The second study examined patterns of changes in the number of gene copies in cells, one of the most common types of mutations that lead to cancer. Investigators at The Broad Institute, Cambridge, Mass., Dana-Farber Cancer Institute, Boston, and elsewhere, compiled a database of gene copy number changes across genes in 5,000 tumors and 12 cancer types. They used this database to identify 140 regions where these mutations tend to occur most often, pointing to genes in these regions that are likely to contribute to cancer formation. The scientists showed that the patterns of mutations can provide clues as to how these genes contribute to cancer. These findings clarify how cancers develop, identify genes that are particularly important in cancer initiation and may serve as effective therapeutic targets.

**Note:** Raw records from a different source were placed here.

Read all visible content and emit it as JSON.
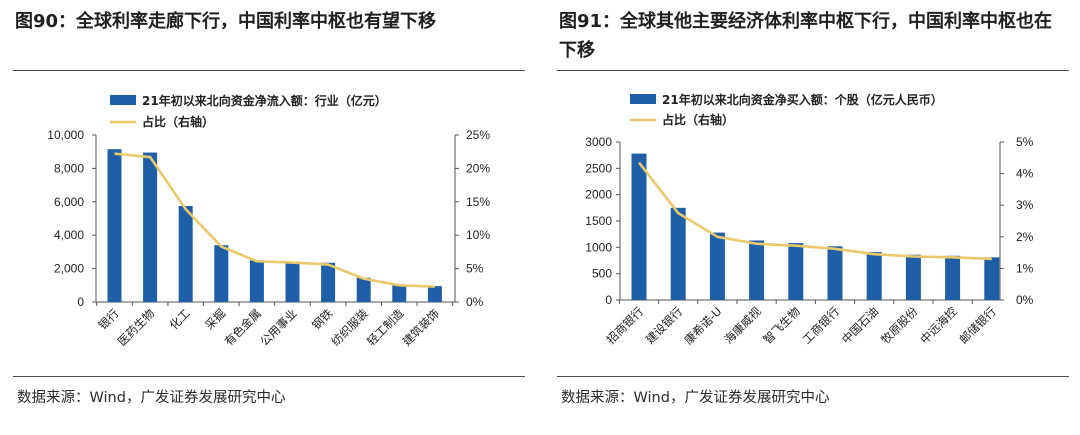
{
  "colors": {
    "bar": "#1f5fa8",
    "line": "#e9c96a",
    "rule": "#4d4d4d"
  },
  "source_label": "数据来源：Wind，广发证券发展研究中心",
  "charts": [
    {
      "title": "图90：全球利率走廊下行，中国利率中枢也有望下移",
      "source": "数据来源：Wind，广发证券发展研究中心"
    },
    {
      "title": "图91：全球其他主要经济体利率中枢下行，中国利率中枢也在下移",
      "source": "数据来源：Wind，广发证券发展研究中心"
    }
  ],
  "chart_data": [
    {
      "type": "bar",
      "title": "图90：全球利率走廊下行，中国利率中枢也有望下移",
      "categories": [
        "银行",
        "医药生物",
        "化工",
        "采掘",
        "有色金属",
        "公用事业",
        "钢铁",
        "纺织服装",
        "轻工制造",
        "建筑装饰"
      ],
      "series": [
        {
          "name": "21年初以来北向资金净流入额：行业（亿元）",
          "type": "bar",
          "axis": "left",
          "values": [
            9150,
            8950,
            5750,
            3400,
            2500,
            2400,
            2350,
            1450,
            1000,
            950
          ]
        },
        {
          "name": "占比（右轴）",
          "type": "line",
          "axis": "right",
          "values": [
            22.2,
            21.7,
            13.9,
            8.3,
            6.1,
            5.9,
            5.6,
            3.5,
            2.5,
            2.3
          ]
        }
      ],
      "y_left": {
        "min": 0,
        "max": 10000,
        "step": 2000,
        "ticks": [
          "0",
          "2,000",
          "4,000",
          "6,000",
          "8,000",
          "10,000"
        ]
      },
      "y_right": {
        "min": 0,
        "max": 25,
        "step": 5,
        "ticks": [
          "0%",
          "5%",
          "10%",
          "15%",
          "20%",
          "25%"
        ]
      },
      "grid": false,
      "legend": "top-left"
    },
    {
      "type": "bar",
      "title": "图91：全球其他主要经济体利率中枢下行，中国利率中枢也在下移",
      "categories": [
        "招商银行",
        "建设银行",
        "康希诺-U",
        "海康威视",
        "智飞生物",
        "工商银行",
        "中国石油",
        "牧原股份",
        "中远海控",
        "邮储银行"
      ],
      "series": [
        {
          "name": "21年初以来北向资金净买入额：个股（亿元人民币）",
          "type": "bar",
          "axis": "left",
          "values": [
            2780,
            1750,
            1280,
            1130,
            1080,
            1020,
            910,
            860,
            840,
            810
          ]
        },
        {
          "name": "占比（右轴）",
          "type": "line",
          "axis": "right",
          "values": [
            4.35,
            2.75,
            2.0,
            1.78,
            1.72,
            1.62,
            1.45,
            1.38,
            1.35,
            1.3
          ]
        }
      ],
      "y_left": {
        "min": 0,
        "max": 3000,
        "step": 500,
        "ticks": [
          "0",
          "500",
          "1000",
          "1500",
          "2000",
          "2500",
          "3000"
        ]
      },
      "y_right": {
        "min": 0,
        "max": 5,
        "step": 1,
        "ticks": [
          "0%",
          "1%",
          "2%",
          "3%",
          "4%",
          "5%"
        ]
      },
      "grid": false,
      "legend": "top-left"
    }
  ]
}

The Pan-Cancer project also suggests directions for the future of cross-tumor analysis, several of which are highlighted in Dr. Stuart's commentary article. These may include integrating data sources to increase the power of genomic analyses, using molecular profiles to categorize cancers for making treatment decisions, figuring out if "predictive signatures" derived from genes transcend tissue types and determining whether or not comprehensive protein analyses using tools such as mass spectrometry can extend the power of genomic analyses from TCGA. The articles that comprise the first results of TCGA's Pan-Cancer research effort, along with future cross-tumor analyses and other studies, should help in the design of novel therapies and clinical trials, with the ultimate goal of improving patient care.